How to get the most out of your 1:1s

As a Director of Engineering, I have monthly 1:1s with all of my direct reports. A 1:1 (one-on-one) is a recurring meeting with no set agenda between a manager and one of their reports. The internet is full of valuable insight into how to run them from my perspective, (ex. The Update, The Vent, and The Disaster) but somewhat more limited in advice on how to make the most of them if you’re on the other side of the table. At Devetry, we run pretty flat, so I have a lot of direct reports, and we only meet once a month. Many people will work more closely with their manager, or meet more frequently, so some of this advice won’t transfer, but hopefully there’s still a few useful nuggets of wisdom.

Don’t make it a status update

If you take nothing else away from this article, let it be this - don’t make it a status update. This meeting is about you, and unless you’re giving me some context around the actual thing you want to talk about, a status update is just wasting your time.

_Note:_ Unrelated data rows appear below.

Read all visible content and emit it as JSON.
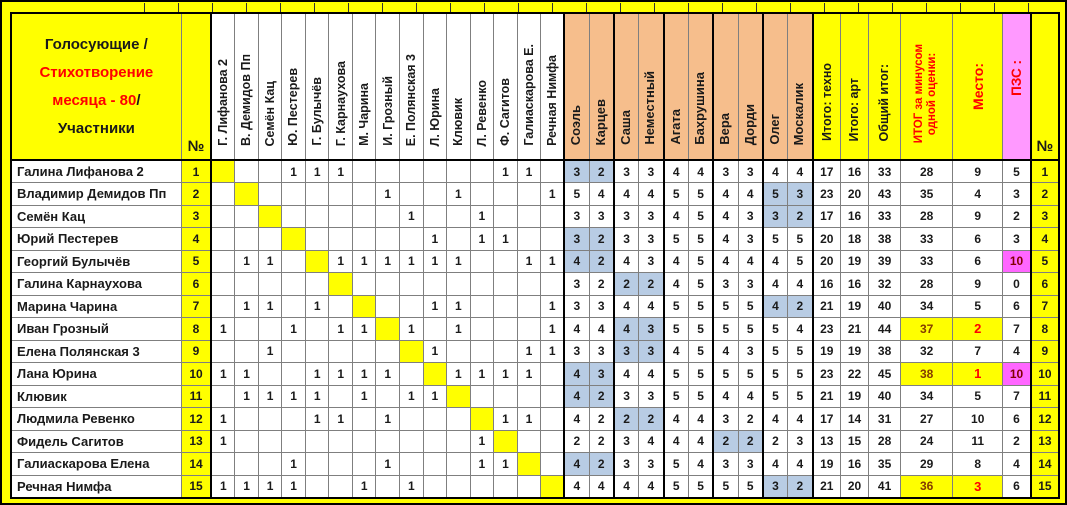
{
  "colors": {
    "frame_yellow": "#FFFF00",
    "judge_orange": "#F6BE8C",
    "subtracted_blue": "#B8CCE4",
    "pzs_magenta": "#FF66FF",
    "pzs_header_pink": "#FF99FF",
    "accent_red": "#FF0000",
    "winner_brown": "#833C00",
    "grid_gray": "#7f7f7f",
    "comment_green": "#1F7244"
  },
  "header": {
    "title": {
      "line1": "Голосующие /",
      "line2": "Стихотворение",
      "line3_red": "месяца - 80",
      "line3_slash": "/",
      "line4": "Участники"
    },
    "num_label": "№",
    "voters": [
      "Г. Лифанова 2",
      "В. Демидов Пп",
      "Семён Кац",
      "Ю. Пестерев",
      "Г. Булычёв",
      "Г. Карнаухова",
      "М. Чарина",
      "И. Грозный",
      "Е. Полянская 3",
      "Л. Юрина",
      "Клювик",
      "Л. Ревенко",
      "Ф. Сагитов",
      "Галиаскарова Е.",
      "Речная Нимфа"
    ],
    "judges": [
      "Соэль",
      "Карцев",
      "Саша",
      "Неместный",
      "Агата",
      "Бахрушина",
      "Вера",
      "Дорди",
      "Олег",
      "Москалик"
    ],
    "tech_label": "Итого: техно",
    "art_label": "Итого: арт",
    "total_label": "Общий итог:",
    "minus_line1": "ИТОГ за минусом",
    "minus_line2": "одной оценки:",
    "place_label": "Место:",
    "pzs_label": "ПЗС :"
  },
  "rows": [
    {
      "name": "Галина Лифанова 2",
      "num": 1,
      "self": 1,
      "votes": [
        "",
        "",
        "",
        "1",
        "1",
        "1",
        "",
        "",
        "",
        "",
        "",
        "",
        "1",
        "1",
        ""
      ],
      "scores": [
        3,
        2,
        3,
        3,
        4,
        4,
        3,
        3,
        4,
        4
      ],
      "hl": [
        0,
        1
      ],
      "tech": 17,
      "art": 16,
      "total": 33,
      "minus": 28,
      "place": 9,
      "pzs": 5,
      "win": false,
      "pzs_hl": false
    },
    {
      "name": "Владимир Демидов Пп",
      "num": 2,
      "self": 2,
      "votes": [
        "",
        "",
        "",
        "",
        "",
        "",
        "",
        "1",
        "",
        "",
        "1",
        "",
        "",
        "",
        "1"
      ],
      "scores": [
        5,
        4,
        4,
        4,
        5,
        5,
        4,
        4,
        5,
        3
      ],
      "hl": [
        8,
        9
      ],
      "tech": 23,
      "art": 20,
      "total": 43,
      "minus": 35,
      "place": 4,
      "pzs": 3,
      "win": false,
      "pzs_hl": false
    },
    {
      "name": "Семён Кац",
      "num": 3,
      "self": 3,
      "votes": [
        "",
        "",
        "",
        "",
        "",
        "",
        "",
        "",
        "1",
        "",
        "",
        "1",
        "",
        "",
        ""
      ],
      "scores": [
        3,
        3,
        3,
        3,
        4,
        5,
        4,
        3,
        3,
        2
      ],
      "hl": [
        8,
        9
      ],
      "tech": 17,
      "art": 16,
      "total": 33,
      "minus": 28,
      "place": 9,
      "pzs": 2,
      "win": false,
      "pzs_hl": false
    },
    {
      "name": "Юрий Пестерев",
      "num": 4,
      "self": 4,
      "votes": [
        "",
        "",
        "",
        "",
        "",
        "",
        "",
        "",
        "",
        "1",
        "",
        "1",
        "1",
        "",
        ""
      ],
      "scores": [
        3,
        2,
        3,
        3,
        5,
        5,
        4,
        3,
        5,
        5
      ],
      "hl": [
        0,
        1
      ],
      "tech": 20,
      "art": 18,
      "total": 38,
      "minus": 33,
      "place": 6,
      "pzs": 3,
      "win": false,
      "pzs_hl": false
    },
    {
      "name": "Георгий Булычёв",
      "num": 5,
      "self": 5,
      "votes": [
        "",
        "1",
        "1",
        "",
        "",
        "1",
        "1",
        "1",
        "1",
        "1",
        "1",
        "",
        "",
        "1",
        "1"
      ],
      "scores": [
        4,
        2,
        4,
        3,
        4,
        5,
        4,
        4,
        4,
        5
      ],
      "hl": [
        0,
        1
      ],
      "tech": 20,
      "art": 19,
      "total": 39,
      "minus": 33,
      "place": 6,
      "pzs": 10,
      "win": false,
      "pzs_hl": true
    },
    {
      "name": "Галина Карнаухова",
      "num": 6,
      "self": 6,
      "votes": [
        "",
        "",
        "",
        "",
        "",
        "",
        "",
        "",
        "",
        "",
        "",
        "",
        "",
        "",
        ""
      ],
      "scores": [
        3,
        2,
        2,
        2,
        4,
        5,
        3,
        3,
        4,
        4
      ],
      "hl": [
        2,
        3
      ],
      "tech": 16,
      "art": 16,
      "total": 32,
      "minus": 28,
      "place": 9,
      "pzs": 0,
      "win": false,
      "pzs_hl": false
    },
    {
      "name": "Марина Чарина",
      "num": 7,
      "self": 7,
      "votes": [
        "",
        "1",
        "1",
        "",
        "1",
        "",
        "",
        "",
        "",
        "1",
        "1",
        "",
        "",
        "",
        "1"
      ],
      "scores": [
        3,
        3,
        4,
        4,
        5,
        5,
        5,
        5,
        4,
        2
      ],
      "hl": [
        8,
        9
      ],
      "tech": 21,
      "art": 19,
      "total": 40,
      "minus": 34,
      "place": 5,
      "pzs": 6,
      "win": false,
      "pzs_hl": false
    },
    {
      "name": "Иван Грозный",
      "num": 8,
      "self": 8,
      "votes": [
        "1",
        "",
        "",
        "1",
        "",
        "1",
        "1",
        "",
        "1",
        "",
        "1",
        "",
        "",
        "",
        "1"
      ],
      "scores": [
        4,
        4,
        4,
        3,
        5,
        5,
        5,
        5,
        5,
        4
      ],
      "hl": [
        2,
        3
      ],
      "tech": 23,
      "art": 21,
      "total": 44,
      "minus": 37,
      "place": 2,
      "pzs": 7,
      "win": true,
      "pzs_hl": false
    },
    {
      "name": "Елена Полянская 3",
      "num": 9,
      "self": 9,
      "votes": [
        "",
        "",
        "1",
        "",
        "",
        "",
        "",
        "",
        "",
        "1",
        "",
        "",
        "",
        "1",
        "1"
      ],
      "scores": [
        3,
        3,
        3,
        3,
        4,
        5,
        4,
        3,
        5,
        5
      ],
      "hl": [
        2,
        3
      ],
      "tech": 19,
      "art": 19,
      "total": 38,
      "minus": 32,
      "place": 7,
      "pzs": 4,
      "win": false,
      "pzs_hl": false
    },
    {
      "name": "Лана Юрина",
      "num": 10,
      "self": 10,
      "votes": [
        "1",
        "1",
        "",
        "",
        "1",
        "1",
        "1",
        "1",
        "",
        "",
        "1",
        "1",
        "1",
        "1",
        ""
      ],
      "scores": [
        4,
        3,
        4,
        4,
        5,
        5,
        5,
        5,
        5,
        5
      ],
      "hl": [
        0,
        1
      ],
      "tech": 23,
      "art": 22,
      "total": 45,
      "minus": 38,
      "place": 1,
      "pzs": 10,
      "win": true,
      "pzs_hl": true
    },
    {
      "name": "Клювик",
      "num": 11,
      "self": 11,
      "votes": [
        "",
        "1",
        "1",
        "1",
        "1",
        "",
        "1",
        "",
        "1",
        "1",
        "",
        "",
        "",
        "",
        ""
      ],
      "scores": [
        4,
        2,
        3,
        3,
        5,
        5,
        4,
        4,
        5,
        5
      ],
      "hl": [
        0,
        1
      ],
      "tech": 21,
      "art": 19,
      "total": 40,
      "minus": 34,
      "place": 5,
      "pzs": 7,
      "win": false,
      "pzs_hl": false
    },
    {
      "name": "Людмила Ревенко",
      "num": 12,
      "self": 12,
      "votes": [
        "1",
        "",
        "",
        "",
        "1",
        "1",
        "",
        "1",
        "",
        "",
        "",
        "",
        "1",
        "1",
        ""
      ],
      "scores": [
        4,
        2,
        2,
        2,
        4,
        4,
        3,
        2,
        4,
        4
      ],
      "hl": [
        2,
        3
      ],
      "tech": 17,
      "art": 14,
      "total": 31,
      "minus": 27,
      "place": 10,
      "pzs": 6,
      "win": false,
      "pzs_hl": false
    },
    {
      "name": "Фидель Сагитов",
      "num": 13,
      "self": 13,
      "votes": [
        "1",
        "",
        "",
        "",
        "",
        "",
        "",
        "",
        "",
        "",
        "",
        "1",
        "",
        "",
        ""
      ],
      "scores": [
        2,
        2,
        3,
        4,
        4,
        4,
        2,
        2,
        2,
        3
      ],
      "hl": [
        6,
        7
      ],
      "tech": 13,
      "art": 15,
      "total": 28,
      "minus": 24,
      "place": 11,
      "pzs": 2,
      "win": false,
      "pzs_hl": false
    },
    {
      "name": "Галиаскарова Елена",
      "num": 14,
      "self": 14,
      "votes": [
        "",
        "",
        "",
        "1",
        "",
        "",
        "",
        "1",
        "",
        "",
        "",
        "1",
        "1",
        "",
        ""
      ],
      "scores": [
        4,
        2,
        3,
        3,
        5,
        4,
        3,
        3,
        4,
        4
      ],
      "hl": [
        0,
        1
      ],
      "tech": 19,
      "art": 16,
      "total": 35,
      "minus": 29,
      "place": 8,
      "pzs": 4,
      "win": false,
      "pzs_hl": false
    },
    {
      "name": "Речная Нимфа",
      "num": 15,
      "self": 15,
      "votes": [
        "1",
        "1",
        "1",
        "1",
        "",
        "",
        "1",
        "",
        "1",
        "",
        "",
        "",
        "",
        "",
        ""
      ],
      "scores": [
        4,
        4,
        4,
        4,
        5,
        5,
        5,
        5,
        3,
        2
      ],
      "hl": [
        8,
        9
      ],
      "tech": 21,
      "art": 20,
      "total": 41,
      "minus": 36,
      "place": 3,
      "pzs": 6,
      "win": true,
      "pzs_hl": false
    }
  ]
}
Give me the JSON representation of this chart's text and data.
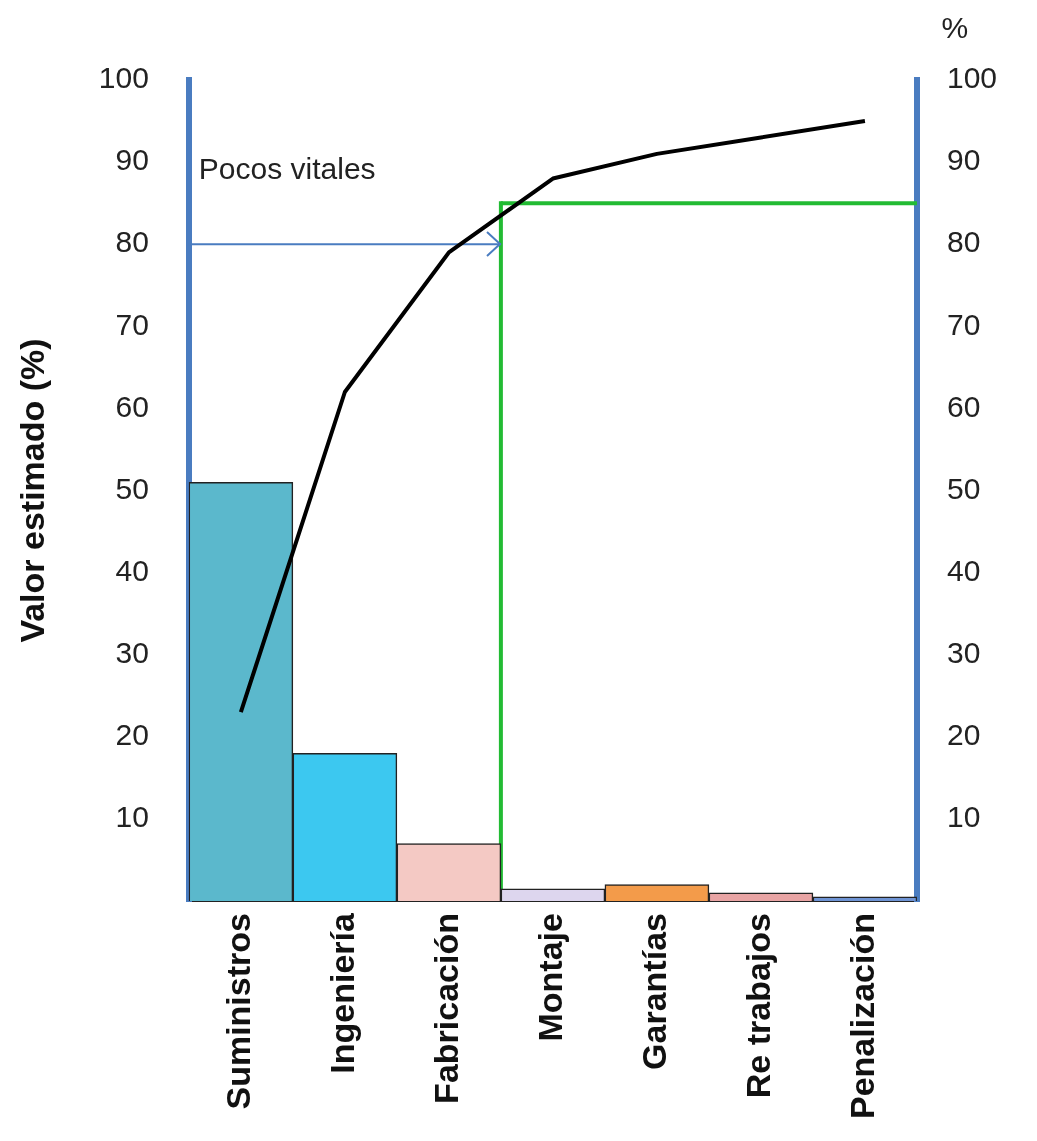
{
  "chart_data": {
    "type": "bar",
    "ylabel": "Valor estimado (%)",
    "y2label": "%",
    "categories": [
      "Suministros",
      "Ingeniería",
      "Fabricación",
      "Montaje",
      "Garantías",
      "Re trabajos",
      "Penalización"
    ],
    "series": [
      {
        "colors": [
          "#5bb8cc",
          "#3cc8f0",
          "#f4c9c4",
          "#ddd6ee",
          "#f39b4a",
          "#e8a4a4",
          "#6f94d4"
        ],
        "values": [
          51,
          18,
          7,
          1.5,
          2,
          1,
          0.5
        ]
      },
      {
        "type": "line",
        "color": "#000000",
        "values": [
          23,
          62,
          79,
          88,
          91,
          93,
          95
        ]
      }
    ],
    "ylim": [
      0,
      100
    ],
    "yticks": [
      10,
      20,
      30,
      40,
      50,
      60,
      70,
      80,
      90,
      100
    ],
    "y2lim": [
      0,
      100
    ],
    "y2ticks": [
      10,
      20,
      30,
      40,
      50,
      60,
      70,
      80,
      90,
      100
    ],
    "ref_lines": [
      {
        "axis": "x",
        "value": "Montaje",
        "color": "#22bb33"
      },
      {
        "axis": "y",
        "value": 85,
        "color": "#22bb33"
      },
      {
        "axis": "y",
        "value": 80,
        "color": "#4a7cc0",
        "label": "Pocos vitales"
      }
    ],
    "grid": false,
    "legend": false
  }
}
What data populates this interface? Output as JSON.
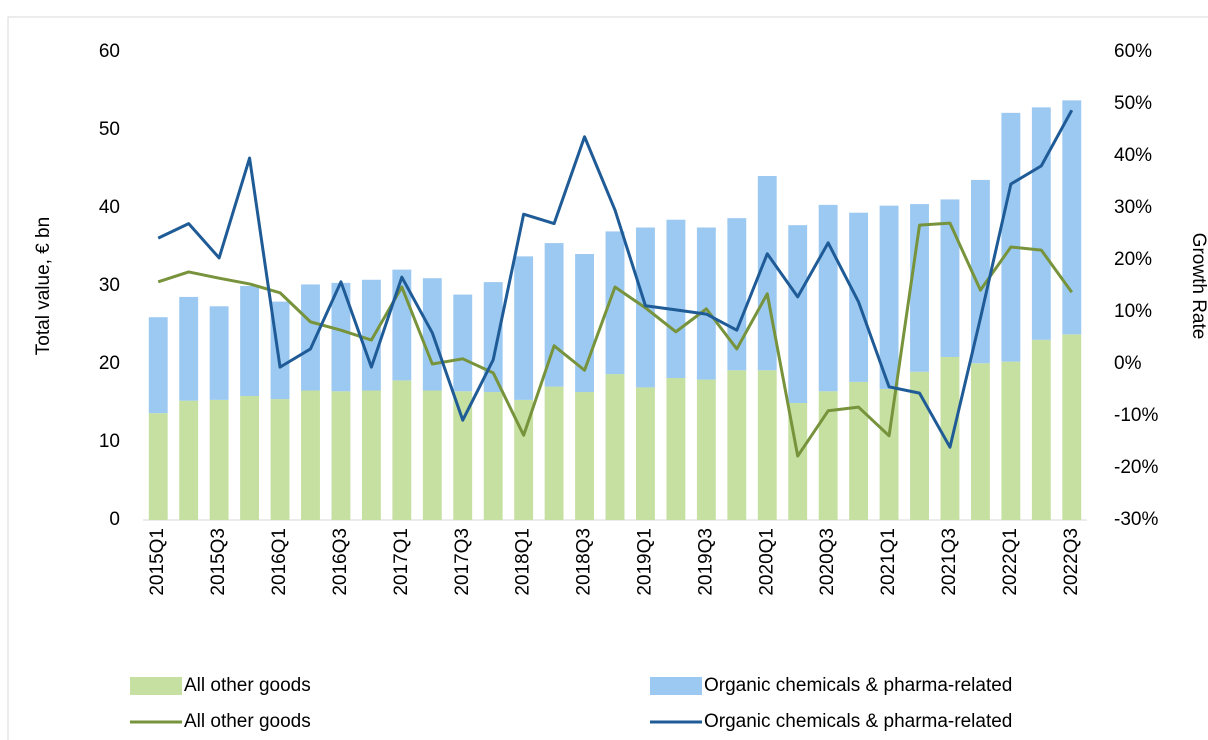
{
  "chart_data": {
    "type": "bar",
    "y_label": "Total value, € bn",
    "y2_label": "Growth Rate",
    "categories": [
      "2015Q1",
      null,
      "2015Q3",
      null,
      "2016Q1",
      null,
      "2016Q3",
      null,
      "2017Q1",
      null,
      "2017Q3",
      null,
      "2018Q1",
      null,
      "2018Q3",
      null,
      "2019Q1",
      null,
      "2019Q3",
      null,
      "2020Q1",
      null,
      "2020Q3",
      null,
      "2021Q1",
      null,
      "2021Q3",
      null,
      "2022Q1",
      null,
      "2022Q3"
    ],
    "ylim": [
      0,
      60
    ],
    "yticks": [
      0,
      10,
      20,
      30,
      40,
      50,
      60
    ],
    "y2lim": [
      -30,
      60
    ],
    "y2ticks": [
      {
        "value": -30,
        "label": "-30%"
      },
      {
        "value": -20,
        "label": "-20%"
      },
      {
        "value": -10,
        "label": "-10%"
      },
      {
        "value": 0,
        "label": "0%"
      },
      {
        "value": 10,
        "label": "10%"
      },
      {
        "value": 20,
        "label": "20%"
      },
      {
        "value": 30,
        "label": "30%"
      },
      {
        "value": 40,
        "label": "40%"
      },
      {
        "value": 50,
        "label": "50%"
      },
      {
        "value": 60,
        "label": "60%"
      }
    ],
    "series": [
      {
        "name": "All other goods",
        "type": "bar",
        "color": "#c5e0a0",
        "values": [
          13.7,
          15.3,
          15.4,
          15.9,
          15.5,
          16.6,
          16.5,
          16.6,
          17.9,
          16.6,
          16.5,
          16.4,
          15.4,
          17.1,
          16.4,
          18.7,
          17.0,
          18.2,
          18.0,
          19.2,
          19.2,
          15.0,
          16.5,
          17.7,
          16.8,
          19.0,
          20.9,
          20.1,
          20.3,
          23.1,
          23.8
        ]
      },
      {
        "name": "Organic chemicals & pharma-related",
        "type": "bar",
        "color": "#9cc9f2",
        "values": [
          12.3,
          13.3,
          12.0,
          14.1,
          12.5,
          13.6,
          13.9,
          14.2,
          14.2,
          14.4,
          12.4,
          14.1,
          18.4,
          18.4,
          17.7,
          18.3,
          20.5,
          20.3,
          19.5,
          19.5,
          24.9,
          22.8,
          23.9,
          21.7,
          23.5,
          21.5,
          20.2,
          23.5,
          31.9,
          29.8,
          30.0
        ]
      },
      {
        "name": "All other goods",
        "type": "line",
        "axis": "y2",
        "color": "#77933c",
        "values": [
          15.8,
          17.7,
          16.5,
          15.4,
          13.7,
          8.1,
          6.5,
          4.6,
          14.8,
          0,
          1,
          -1.7,
          -13.7,
          3.5,
          -1.2,
          14.8,
          10.8,
          6.2,
          10.6,
          2.9,
          13.5,
          -17.7,
          -9,
          -8.3,
          -13.8,
          26.7,
          27.1,
          14.2,
          22.5,
          21.9,
          13.8
        ]
      },
      {
        "name": "Organic chemicals & pharma-related",
        "type": "line",
        "axis": "y2",
        "color": "#1f5b96",
        "values": [
          24.2,
          27,
          20.4,
          39.6,
          -0.6,
          2.9,
          15.8,
          -0.6,
          16.7,
          6,
          -10.8,
          0.8,
          28.8,
          27,
          43.7,
          29.6,
          11.2,
          10.4,
          9.6,
          6.5,
          21.2,
          12.9,
          23.3,
          11.9,
          -4.4,
          -5.6,
          -16,
          8.8,
          34.6,
          38.1,
          48.8
        ]
      }
    ]
  }
}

Instead, give me status updates in slack, on a regular basis. This accomplishes several things:

  • It keeps you and your project top of mind throughout the month. My attention is naturally pulled towards whatever is currently on fire, or to shepherding something new. By checking in more frequently, you ensure that your project gets the attention it deserves, and that minor issues can get resolved before they turn into major ones.
  • A month is too long to go without a status update. To the point of minor issues turning into major issues - a weekly check-in can keep that from happening. We hire capable people and expect them to be able to independently solve problems, but that doesn’t mean you have to. Sometimes, I just have more leverage, to schedule meetings higher up the org chart, to put more weight behind a request, etc.
  • It’s an opportunity to make yourself look good. If Alice sends me a message every week saying something like “here’s the cool thing I did” or “here’s the fire I put out by myself”, the end result will be that I will vaguely remember a bunch of positive anecdotes about Alice. Don’t worry about coming across as self-promotional or inauthentic; as long as you’re not lying, these updates will only be received positively.

What do you want to get out of your 1:1s?

Knowing what you want out of your 1:1s is the first place to start. This meeting is not about me - as your manager, I can call a meeting with you anytime I need to talk about something. Particularly in a remote environment, your monthly 1:1 is one of the few opportunities you have to meet with your manager without someone else’s itinerary dictating the conversation.

Is there something bothering you?

If something is bothering you, tell me. I can’t do anything about it if I don’t know about it. Some people are worried about coming across as negative, or feeling like they’re complaining too much. Forget those concerns. I want to help you. I am thrilled when I get a chance to actually make a difference. So much of my job is just being present - checking the box that a Director was on the call, that a problem I can actually solve is a welcome distraction.

Do you want career growth?

If you’re trying to set yourself up for your next step in your career, obviously, tell me that too. But, the best advice I can offer you in this situation is to ask me what my problems are, and how you can help me solve them.

Almost by definition, my problems are at a different tier of responsibility than yours. By asking about, and offering to help with those problems, you are a) getting exposed to a different facet of the business than you usually would, and b) getting practice dealing with things that will form the foundation of your next role. When it comes time for performance reviews, it’s so much easier to justify a promotion when you’re already doing the work of the next tier.

Do you want more interesting work?

This section is particularly relevant for people who work at agencies like I do. Almost uniformly, the people who work at Devetry do so because they want exposure to a lot of different technologies, across a number of different industries. If you’ve been on a single project for over six months, and you’re ready for something new, let me know! I’m not going to move someone off of a project if that project is going well and they’re happy there, but if you tell me you’re looking for something else (and ideally, what you’re looking for) then I can keep an eye out.

Making this request in the middle of an ongoing project can also help ensure that your next engagement is a good fit. For better or for worse, waiting until the end of a project means that there’s a bit of a rush to find you your next thing. You’ll get assigned to whatever we have lying around. By starting this search early, we’ll greatly increase the odds that we find something that matches your interests, career goals, or is that perfect stretch project where you can learn something new.

End with next steps

I do this at the end of every single client meeting I take, and you should do it with me. The last few minutes of the call should be a round-up of all the action items that have been discussed. Clearly state:

  • Who is going to do it,
  • what is going to be done,
  • and when it’s going to be done by.

This makes responsibilities explicit, and reduces chances for miscommunication. It’s easy for me to come away from a conversation thinking “Bob wants to transfer to a new project, I’ll keep his name in mind as things come up” but for you to be imagining a much shorter timeline. By saying “You will find me a new project by our next 1:1”, you’re letting me know that I need to dial up that sense of urgency.


This article is a living document! If you’re one of my direct reports (or anyone, really, who attends 1:1s), and you notice a category of conversation I haven’t covered here, tell me! I’d love for this article to be a part of my personal README, and for all of my 1:1s to be more interesting and useful.